For Darling, counting the state’s insects gives him that same level of involvement in addition to providing opportunities to get out and see Maine.
“Last year I put in well over 2,000 miles and touched the east and west corners of the state,” he said. “I can’t tell you the number of places I have seen in Maine I would not have seen otherwise.”
As far as Treadwell is concerned, most of the volunteers are able to turn their hobbies into productive research.
“I’m always outside anyway all four seasons with my camera documenting what I see and sort of informally observing,” he said. “These citizen science projects make sense [because] the capitalize on something a lot of us are out there already doing.”
Those observations, whether from the amphibian monitoring program or other Audubon projects such as Big Sit Bird Count, the Brook Trout Pond Survey Project, the Christmas Bird Count, the Maine Loon Project and the Wildlife Road Watch, are crucial to Audubon’s mission, Gallo said.
“We are a science-based organization,” she said. “We want to make good decisions based on good data and observations and knowing as much as we can about these species.”

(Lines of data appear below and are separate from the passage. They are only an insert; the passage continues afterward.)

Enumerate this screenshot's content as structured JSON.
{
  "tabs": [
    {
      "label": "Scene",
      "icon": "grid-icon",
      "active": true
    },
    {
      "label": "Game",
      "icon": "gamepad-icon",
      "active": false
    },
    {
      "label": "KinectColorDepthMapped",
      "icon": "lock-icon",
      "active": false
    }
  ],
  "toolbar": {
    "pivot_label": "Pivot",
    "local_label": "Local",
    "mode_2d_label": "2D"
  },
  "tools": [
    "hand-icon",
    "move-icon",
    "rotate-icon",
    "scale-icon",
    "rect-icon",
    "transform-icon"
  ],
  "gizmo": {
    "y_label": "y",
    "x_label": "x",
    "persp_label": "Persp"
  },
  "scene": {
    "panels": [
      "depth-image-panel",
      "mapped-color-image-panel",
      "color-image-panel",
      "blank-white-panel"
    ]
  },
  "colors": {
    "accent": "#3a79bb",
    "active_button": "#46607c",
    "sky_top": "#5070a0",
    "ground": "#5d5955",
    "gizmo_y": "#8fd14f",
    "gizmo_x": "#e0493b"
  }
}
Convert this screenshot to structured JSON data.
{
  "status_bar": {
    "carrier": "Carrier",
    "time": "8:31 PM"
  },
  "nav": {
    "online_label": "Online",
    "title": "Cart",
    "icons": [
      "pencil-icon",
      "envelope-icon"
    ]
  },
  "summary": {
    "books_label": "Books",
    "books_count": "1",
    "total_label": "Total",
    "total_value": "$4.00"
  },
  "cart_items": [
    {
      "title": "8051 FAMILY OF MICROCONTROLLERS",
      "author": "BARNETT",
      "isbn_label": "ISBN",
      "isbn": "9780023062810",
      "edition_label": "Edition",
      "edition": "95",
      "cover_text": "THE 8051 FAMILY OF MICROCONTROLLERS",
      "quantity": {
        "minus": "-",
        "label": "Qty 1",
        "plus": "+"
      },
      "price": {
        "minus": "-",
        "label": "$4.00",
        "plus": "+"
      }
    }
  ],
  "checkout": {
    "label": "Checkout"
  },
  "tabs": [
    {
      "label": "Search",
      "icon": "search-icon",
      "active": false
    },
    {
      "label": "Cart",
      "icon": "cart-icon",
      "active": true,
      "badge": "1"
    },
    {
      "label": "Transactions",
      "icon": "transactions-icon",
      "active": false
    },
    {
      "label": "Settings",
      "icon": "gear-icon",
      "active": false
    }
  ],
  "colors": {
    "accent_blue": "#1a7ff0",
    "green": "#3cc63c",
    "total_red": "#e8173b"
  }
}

Sharon Whitney of South Harpswell got involved as a citizen scientist after she observed a moth in her yard she’d never seen before.
She contacted Donahue, and next thing she knew she was “trapping” invasive winter moths on her property.
“How can you not want to be involved?” Whitney said. “I mean, it turns out we have this invasive species here that damage our fruit trees and I want to do whatever I can to protect those trees.”
Whitney, Darling and Treadwell are typical of Maine’s citizen scientists, according to Gallo, in that they come from all walks of life, but all share that desire to be involved.
“These people are passionate about whatever [project] they are doing,” she said. “Sometimes they just want to help solve a problem or want to find an answer to a question or maybe have always had a desire to do science. These projects are a way for them to feed into all that.”